End of an era in Hong Kong as stock exchange shuts up shop after 31 years
Hong Kong Stock Exchange was the place where Black Monday began on 19 October 1987.
It's the end of an era for the Hong Kong Stock Exchange, as trading on the physical floor ceased on Friday (27 October) after 31 years.
The hub, opened in 1986 when four exchanges were merged together, becomes the latest casualty of the shift towards electronic trading, which has seen trading floors in London, Singapore and Tokyo shut their doors in recent years.
At its peak, the trading floor, famous for its distinctive red carpet, hosted over a thousand traders wearing their trademark red vests.
In 2000, floor trading in Hong Kong still made up more than 20% of total turnover, while 14 years later it accounted for a meagre 0.3%, as the number of traders fell sharply to around 30.
The slow but steady decline had begun in 1996, when the first off-site order was sent, and accelerated in 2006 when renovations in the Trading Hall cut the number of desks from 906 to 294.
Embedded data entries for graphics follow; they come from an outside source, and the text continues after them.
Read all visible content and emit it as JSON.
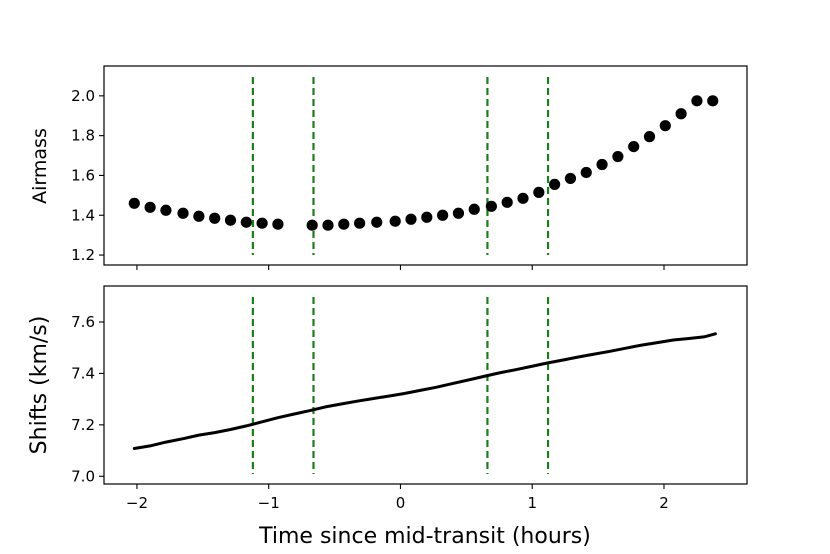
{
  "colors": {
    "points": "#000000",
    "line": "#000000",
    "markers": "#1a7f1a",
    "axes": "#000000"
  },
  "xaxis": {
    "label": "Time since mid-transit (hours)",
    "ticks": [
      -2,
      -1,
      0,
      1,
      2
    ],
    "tick_labels": [
      "−2",
      "−1",
      "0",
      "1",
      "2"
    ],
    "lim": [
      -2.25,
      2.63
    ]
  },
  "chart_data": [
    {
      "type": "scatter",
      "ylabel": "Airmass",
      "xlim": [
        -2.25,
        2.63
      ],
      "ylim": [
        1.15,
        2.15
      ],
      "yticks": [
        1.2,
        1.4,
        1.6,
        1.8,
        2.0
      ],
      "ytick_labels": [
        "1.2",
        "1.4",
        "1.6",
        "1.8",
        "2.0"
      ],
      "vlines": [
        -1.12,
        -0.66,
        0.66,
        1.12
      ],
      "series": [
        {
          "x": [
            -2.02,
            -1.9,
            -1.78,
            -1.65,
            -1.53,
            -1.41,
            -1.29,
            -1.17,
            -1.05,
            -0.93,
            -0.67,
            -0.55,
            -0.43,
            -0.31,
            -0.18,
            -0.04,
            0.08,
            0.2,
            0.32,
            0.44,
            0.56,
            0.69,
            0.81,
            0.93,
            1.05,
            1.17,
            1.29,
            1.41,
            1.53,
            1.65,
            1.77,
            1.89,
            2.01,
            2.13,
            2.25,
            2.37
          ],
          "y": [
            1.46,
            1.44,
            1.425,
            1.41,
            1.395,
            1.385,
            1.375,
            1.365,
            1.36,
            1.355,
            1.35,
            1.35,
            1.355,
            1.36,
            1.365,
            1.37,
            1.38,
            1.39,
            1.4,
            1.41,
            1.43,
            1.445,
            1.465,
            1.485,
            1.515,
            1.555,
            1.585,
            1.615,
            1.655,
            1.695,
            1.745,
            1.795,
            1.85,
            1.91,
            1.975,
            1.975
          ]
        }
      ]
    },
    {
      "type": "line",
      "ylabel": "Shifts (km/s)",
      "xlim": [
        -2.25,
        2.63
      ],
      "ylim": [
        6.97,
        7.74
      ],
      "yticks": [
        7.0,
        7.2,
        7.4,
        7.6
      ],
      "ytick_labels": [
        "7.0",
        "7.2",
        "7.4",
        "7.6"
      ],
      "vlines": [
        -1.12,
        -0.66,
        0.66,
        1.12
      ],
      "series": [
        {
          "x": [
            -2.02,
            -1.9,
            -1.78,
            -1.65,
            -1.53,
            -1.41,
            -1.29,
            -1.17,
            -1.05,
            -0.93,
            -0.81,
            -0.69,
            -0.57,
            -0.45,
            -0.33,
            -0.21,
            -0.09,
            0.03,
            0.15,
            0.27,
            0.39,
            0.51,
            0.63,
            0.75,
            0.87,
            0.99,
            1.11,
            1.23,
            1.35,
            1.47,
            1.59,
            1.71,
            1.83,
            1.95,
            2.07,
            2.19,
            2.31,
            2.39
          ],
          "y": [
            7.108,
            7.118,
            7.133,
            7.146,
            7.16,
            7.17,
            7.182,
            7.196,
            7.212,
            7.228,
            7.242,
            7.255,
            7.27,
            7.281,
            7.292,
            7.302,
            7.312,
            7.322,
            7.334,
            7.346,
            7.36,
            7.374,
            7.388,
            7.402,
            7.414,
            7.427,
            7.44,
            7.452,
            7.464,
            7.475,
            7.486,
            7.498,
            7.51,
            7.52,
            7.53,
            7.536,
            7.543,
            7.554
          ]
        }
      ]
    }
  ]
}
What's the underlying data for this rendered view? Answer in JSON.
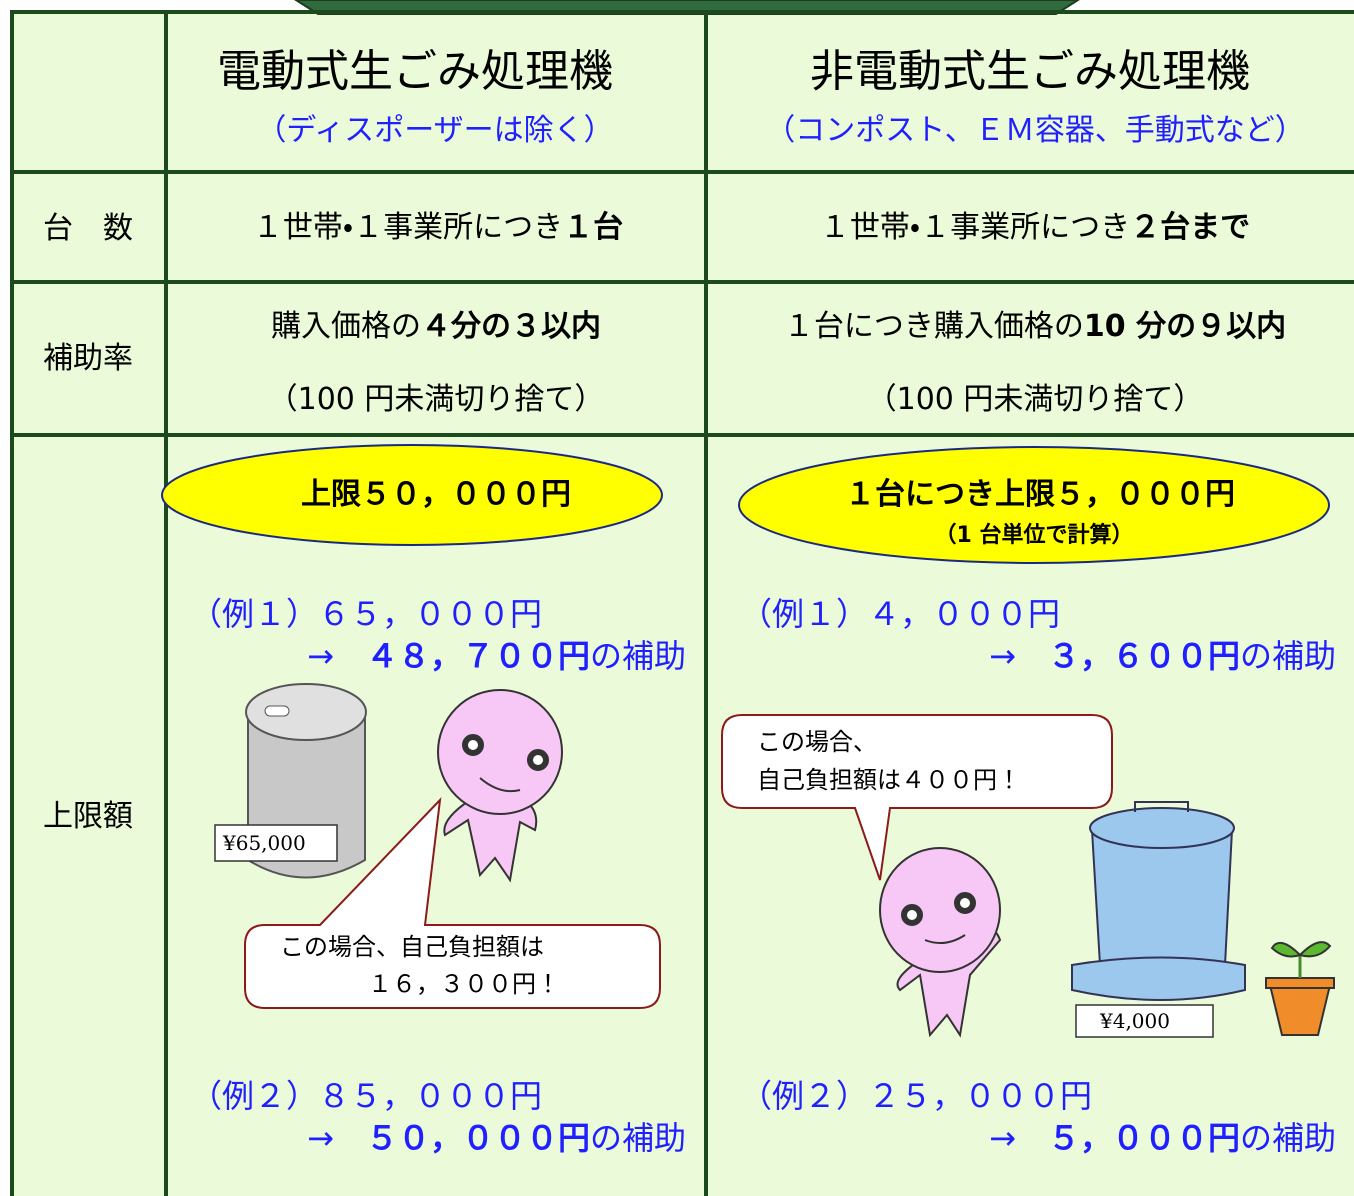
{
  "columns": [
    {
      "title": "電動式生ごみ処理機",
      "subtitle": "（ディスポーザーは除く）"
    },
    {
      "title": "非電動式生ごみ処理機",
      "subtitle": "（コンポスト、ＥＭ容器、手動式など）"
    }
  ],
  "rows": [
    {
      "label": "台　数",
      "cells": [
        {
          "text": "１世帯・１事業所につき",
          "strong": "１台"
        },
        {
          "text": "１世帯・１事業所につき",
          "strong": "２台まで"
        }
      ]
    },
    {
      "label": "補助率",
      "cells": [
        {
          "text": "購入価格の",
          "strong": "４分の３以内",
          "note": "（100 円未満切り捨て）"
        },
        {
          "text": "１台につき購入価格の",
          "strong": "10 分の９以内",
          "note": "（100 円未満切り捨て）"
        }
      ]
    },
    {
      "label": "上限額",
      "cells": [
        {
          "limit": "上限５０，０００円",
          "examples": [
            {
              "case": "（例１）６５，０００円",
              "arrow": "→",
              "amount": "４８，７００円",
              "suffix": "の補助"
            },
            {
              "case": "（例２）８５，０００円",
              "arrow": "→",
              "amount": "５０，０００円",
              "suffix": "の補助"
            }
          ],
          "bubble": [
            "この場合、自己負担額は",
            "１６，３００円！"
          ],
          "price_tag": "¥65,000"
        },
        {
          "limit": "１台につき上限５，０００円",
          "limit_note": "（1 台単位で計算）",
          "examples": [
            {
              "case": "（例１）４，０００円",
              "arrow": "→",
              "amount": "３，６００円",
              "suffix": "の補助"
            },
            {
              "case": "（例２）２５，０００円",
              "arrow": "→",
              "amount": "５，０００円",
              "suffix": "の補助"
            }
          ],
          "bubble": [
            "この場合、",
            "自己負担額は４００円！"
          ],
          "price_tag": "¥4,000"
        }
      ]
    }
  ]
}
The trading floor witnessed some landmark moments, albeit not all positives. On 19 October 1987, it was in Hong Kong that the the infamous Black Monday began, before spreading to markets across the world.
The crisis sparked losses in global stocks and the Dow Jones Industrial Average recorded what still remains its largest one-day percentage decline, before the rout intensified the following week.
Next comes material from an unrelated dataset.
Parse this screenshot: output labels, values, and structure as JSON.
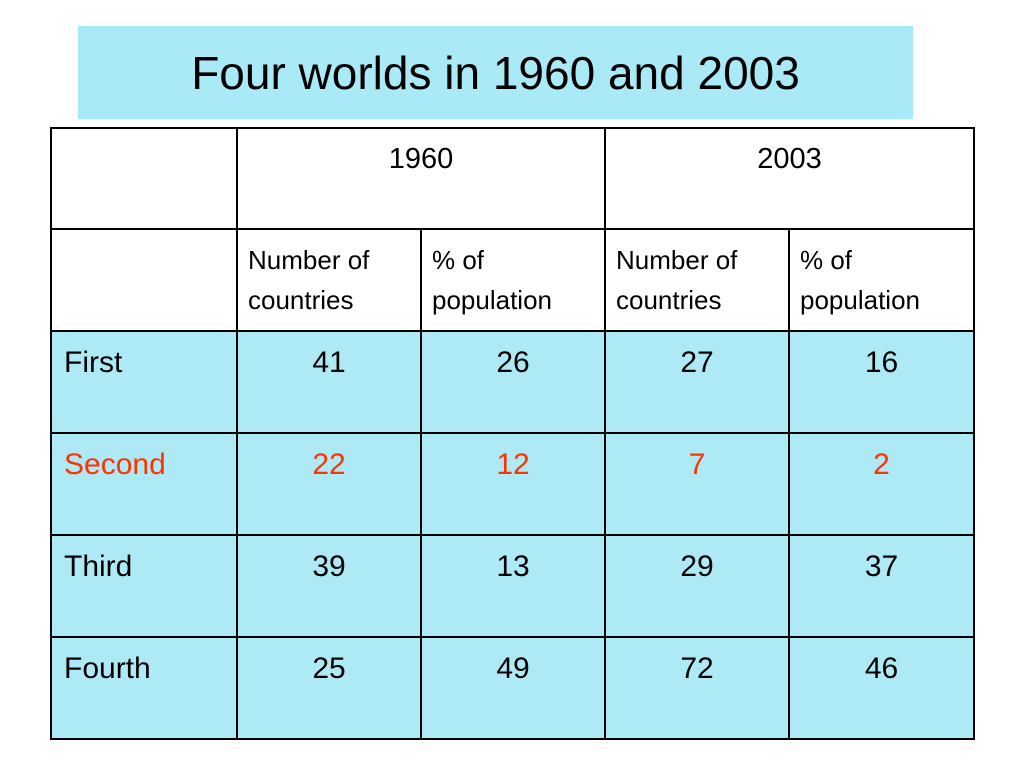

By the end of October 1987, the Hong Kong Stock Exchange had lost 45.5% of its value, while the FTSE 100 and Dow Jones indices lost 26.45% and 22.68% respectively.
Almost two decades later, the bell on the trading floor rang for one last time, but the few remaining traders had begun packing up operations earlier this month and the only thing left was a predictable sense of nostalgia.
"I'm going to miss the Trading Hall a lot," Catherina Lai, a director of the securities unit at Mason Group Holdings, who was one of the Hong Kong Stock Exchange's first floor traders, was quoted as saying by Bloomberg.
"I sat near the hallway, so a lot of people came over and asked me about the market."
Francis Lun, who began his career in the securities industry two decades ago, was also feeling sentimental about the decision to shut the Trading Hall.
"It's sad," he told the BBC. "You have to wax nostalgic about the good old days.
"I'm sorry to say that when automation began to affect the real world, at first I thought that drivers would be the first to lose their jobs, because if you have autonomous driving, you don't need a driver. But sadly it's the floor traders who lost their jobs."